Coinbase's won't be the last of the crypto layoffs
When Coinbase announced its hiring freeze on May 17, Axios asked the company if layoffs were coming next. A spokesperson at the time said no, it was just a slow down. This morning, Coinbase announced layoffs.
Driving the news: CEO Brian Armstrong said the company had grown too quickly ahead of an oncoming recession and would shed about 18% of its workforce.
Why it matters: Companies that raised aggressively in the past two or three years are giving assurances that their business is well-capitalized, with multi-year long runways. Those assurances should be taken with a grain of salt.
Context: Coinbase grew aggressively during the pandemic. It had about 1,249 employees at the end of 2020, which exploded into 3,730 by the end of 2021.
- Coinbase planned to hire thousands more this year but the crypto market stalled, investors got scared, and the company began rescinding offers and pausing hires.
- As of Q1, it had 4,948 employees, meaning the layoffs will affect around 1,100.
Of note: Coinbase is hardly alone, with industry watchers saying more layoffs are likely to come.

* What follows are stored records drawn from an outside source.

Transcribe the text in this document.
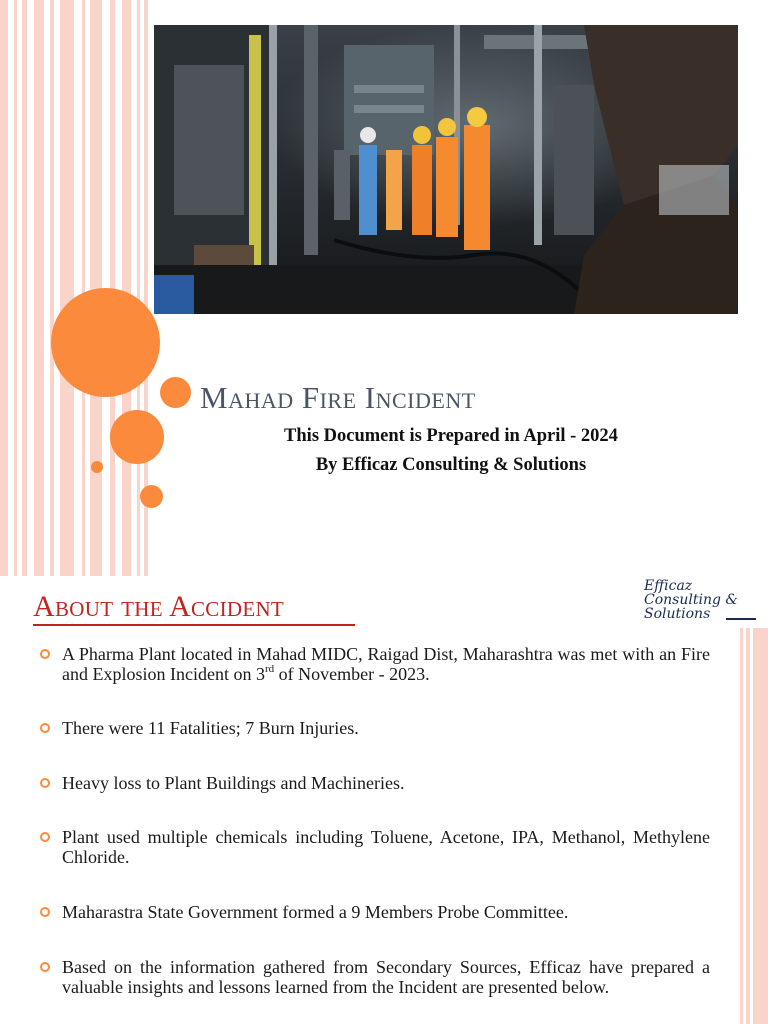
Mahad Fire Incident
This Document is Prepared in April - 2024
By Efficaz Consulting & Solutions
About the Accident
Efficaz
Consulting &
Solutions
A Pharma Plant located in Mahad MIDC, Raigad Dist, Maharashtra was met with an Fire and Explosion Incident on 3rd of November - 2023.
There were 11 Fatalities; 7 Burn Injuries.
Heavy loss to Plant Buildings and Machineries.
Plant used multiple chemicals including Toluene, Acetone, IPA, Methanol, Methylene Chloride.
Maharastra State Government formed a 9 Members Probe Committee.
Based on the information gathered from Secondary Sources, Efficaz have prepared a valuable insights and lessons learned from the Incident are presented below.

- Just yesterday, crypto lender BlockFi said it would cut its headcount by about 20%. (The company last had an estimated 850 employees). There was also Crypto.com's 260-person reduction last week.
- More traditional fintech companies are axing jobs, too. In a recent note to employees, seen by Axios, TIFIN revealed it laid off 21 U.S. employees — or about 10% of its workforce, while executives took a 20% pay cut. Freetrade and Albert also made cuts of their own late last week.
Bottom line: The crypto industry's layoffs will range from companies culling 5%, out of an abundance of caution, to others cutting 20% because they got over their skis last year, says Scott Fletcher of crypto-focused executive search firm Intersection Growth Partners.